My favorite line of the whole song is one I added a year later: “Never thought that I’d fit my skin.” Because that’s the transformation I needed to make at that time. I needed to figure out who I was and then learn to be that person. I had been a person defined by everyone else, it seemed, a person who existed only in relation to others. I think it’s that way for most kids growing up. You’re “so-and-so’s kid” or “so-and-so’s sibling” and what YOU are is still nebulous and uncertain. And I learned that I didn’t want to be a person who made even one choice about myself based on anyone but me. I learned that I didn’t give the slightest of damns for what other people thought or felt or feared or cared. I learned that the person inside my skin was mine and mine alone, and I needed to embrace her. Weaknesses and failures alike with strengths and successes. I needed to be the person screaming from inside, or die trying. So I did.
The bit about “the wolf and the tiger” is a nod to how we and our whole group of friends claimed an animal avatar for ourselves, kinda like how people pick their patronus as a meme (though this was before Harry Potter really hit full cultural saturation). We all claimed two animals — one real and one fantasy/mythological. Sarah has always been a wolf, and I am and always have been a tiger.
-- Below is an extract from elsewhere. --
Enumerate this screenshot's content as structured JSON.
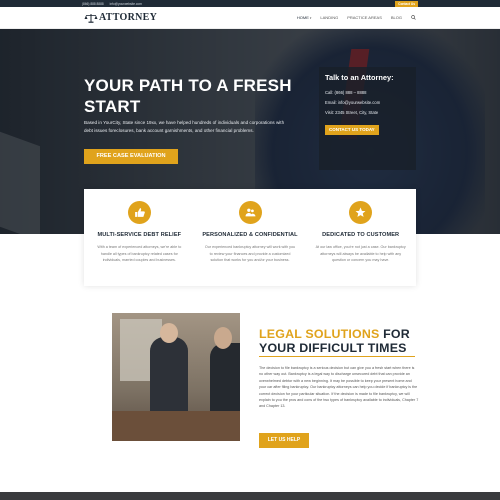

Anyway, for two years we pretty much went out at least once a week on nights it wasn’t -40 degrees (thanks Minnesota!) and just let ourselves run free — metaphysically. Those walks, those discussions, those moments in the quiet dark, they helped us with the tough times in college and to step forward to become the people we were choosing to be. We faced the dark, faced the fear, and won.
The one CD Sarah and I ever managed to release is just 4 tracks, and this is one of them. That album is named “Fire on the Hill” for this song.
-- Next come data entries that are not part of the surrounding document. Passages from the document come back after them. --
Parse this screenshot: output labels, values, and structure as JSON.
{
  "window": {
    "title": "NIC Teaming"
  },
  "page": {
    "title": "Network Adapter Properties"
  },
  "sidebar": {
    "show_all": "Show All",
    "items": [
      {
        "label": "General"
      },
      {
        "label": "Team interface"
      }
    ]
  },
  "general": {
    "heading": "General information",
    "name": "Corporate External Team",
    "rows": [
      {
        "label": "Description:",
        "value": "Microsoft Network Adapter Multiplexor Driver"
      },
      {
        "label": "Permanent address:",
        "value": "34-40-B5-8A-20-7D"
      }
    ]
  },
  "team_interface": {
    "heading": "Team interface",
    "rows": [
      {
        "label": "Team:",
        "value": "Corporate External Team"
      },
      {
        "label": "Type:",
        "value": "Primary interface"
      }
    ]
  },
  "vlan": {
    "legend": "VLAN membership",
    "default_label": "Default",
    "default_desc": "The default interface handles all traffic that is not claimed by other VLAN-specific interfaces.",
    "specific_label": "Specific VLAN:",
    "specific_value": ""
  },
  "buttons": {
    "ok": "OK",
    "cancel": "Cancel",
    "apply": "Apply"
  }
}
Also, in the live CONvergence version, we are joined by our friend Dave Stagner, who helped record and produce that album, and who plays an AWESOME electric guitar with us when we’re in the same place at the same time. He’ll sneak onto other tracks from that performance, and I love what he adds to our music!
*Please note that this entry has been backdated. Basically, the summer got completely away from me AND I lost access to posting on the site from the reliable computer I’d been using — and posting via smartphone is not as elegant as it sounds. So, to make up for it, I’ve retroactively put this entry here. Hopefully this won’t become an annual trend!